Gated Linear Networks
This work addresses the issue of catastrophic forgetting for machine learning practitioners, offering a complementary technique to offline deep learning methods, though it is incremental in its approach.
The paper tackles the problem of catastrophic forgetting and slow online learning in neural networks by introducing Gated Linear Networks (GLNs), a backpropagation-free architecture that achieves comparable performance to MLPs with dropout and Elastic Weight Consolidation on standard benchmarks.
This paper presents a new family of backpropagation-free neural architectures, Gated Linear Networks (GLNs). What distinguishes GLNs from contemporary neural networks is the distributed and local nature of their credit assignment mechanism; each neuron directly predicts the target, forgoing the ability to learn feature representations in favor of rapid online learning. Individual neurons can model nonlinear functions via the use of data-dependent gating in conjunction with online convex optimization.
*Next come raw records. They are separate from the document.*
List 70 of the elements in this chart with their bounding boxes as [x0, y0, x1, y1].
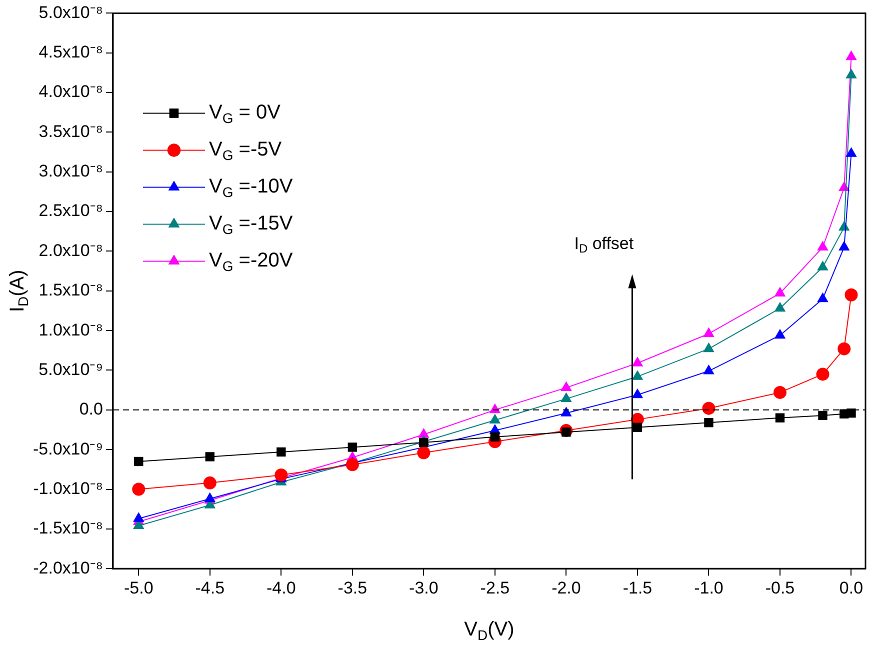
- x-tick-label: -4.0: [266, 578, 296, 598]
- y-tick-label: -1.0x10⁻⁸: [33, 478, 103, 498]
- point: [419, 438, 428, 448]
- point: [346, 458, 359, 472]
- x-tick-label: -3.5: [338, 578, 368, 598]
- y-tick-label: 4.0x10⁻⁸: [38, 82, 103, 102]
- point: [817, 260, 828, 270]
- point: [838, 342, 851, 356]
- y-tick-label: 3.0x10⁻⁸: [38, 162, 103, 181]
- y-tick-label: 1.5x10⁻⁸: [38, 280, 103, 300]
- point: [774, 286, 786, 297]
- y-tick-label: 2.5x10⁻⁸: [38, 201, 103, 220]
- point: [132, 482, 146, 496]
- point: [134, 456, 144, 466]
- x-tick-label: -1.0: [694, 578, 724, 598]
- y-tick-label: 5.0x10⁻⁹: [38, 360, 103, 379]
- point: [490, 432, 500, 442]
- point: [846, 408, 856, 418]
- point: [846, 147, 857, 157]
- y-tick-label: 3.5x10⁻⁸: [38, 122, 103, 141]
- point: [348, 442, 358, 452]
- y-axis-title: ID(A): [6, 270, 31, 312]
- point: [632, 356, 644, 366]
- x-tick-label: 0.0: [839, 578, 864, 598]
- x-tick-label: -3.0: [409, 578, 438, 598]
- point: [417, 446, 430, 460]
- x-tick-label: -4.5: [195, 578, 225, 598]
- point: [775, 413, 785, 422]
- point: [632, 422, 642, 432]
- point: [773, 386, 786, 399]
- point: [560, 406, 572, 416]
- point: [817, 240, 828, 251]
- point: [203, 476, 216, 490]
- y-tick-label: 2.0x10⁻⁸: [38, 240, 103, 260]
- point: [702, 402, 716, 415]
- point: [774, 302, 786, 312]
- point: [846, 68, 857, 78]
- point: [818, 410, 828, 420]
- point: [703, 342, 714, 352]
- point: [560, 392, 572, 402]
- point: [560, 381, 572, 391]
- point: [774, 328, 786, 339]
- point: [816, 368, 830, 381]
- point: [276, 447, 286, 457]
- point: [703, 327, 714, 337]
- y-tick-label: 5.0x10⁻⁸: [38, 2, 103, 22]
- x-tick-label: -2.5: [480, 578, 510, 598]
- y-tick-label: -5.0x10⁻⁹: [33, 439, 103, 458]
- x-tick-label: -2.0: [552, 578, 581, 598]
- y-tick-label: 1.0x10⁻⁸: [38, 320, 103, 340]
- x-tick-label: -5.0: [124, 578, 154, 598]
- y-tick-label: -2.0x10⁻⁸: [33, 558, 103, 578]
- point: [632, 388, 644, 398]
- point: [846, 50, 857, 60]
- point: [817, 292, 828, 302]
- y-tick-label: 0.0: [79, 400, 103, 419]
- point: [489, 414, 501, 424]
- x-tick-label: -0.5: [765, 578, 795, 598]
- point: [838, 240, 850, 251]
- x-tick-label: -1.5: [622, 578, 652, 598]
- point: [274, 468, 288, 482]
- point: [704, 418, 714, 428]
- y-tick-label: -1.5x10⁻⁸: [33, 518, 103, 538]
- point: [133, 512, 144, 522]
- point: [632, 370, 644, 380]
- y-tick-label: 4.5x10⁻⁸: [38, 42, 103, 62]
- point: [703, 364, 714, 374]
- point: [844, 288, 858, 302]
- point: [418, 428, 430, 438]
- point: [205, 452, 214, 462]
We show that this architecture gives rise to universal learning capabilities in the limit, with effective model capacity increasing as a function of network size in a manner comparable with deep ReLU networks. Furthermore, we demonstrate that the GLN learning mechanism possesses extraordinary resilience to catastrophic forgetting, performing comparably to a MLP with dropout and Elastic Weight Consolidation on standard benchmarks. These desirable theoretical and empirical properties position GLNs as a complementary technique to contemporary offline deep learning methods.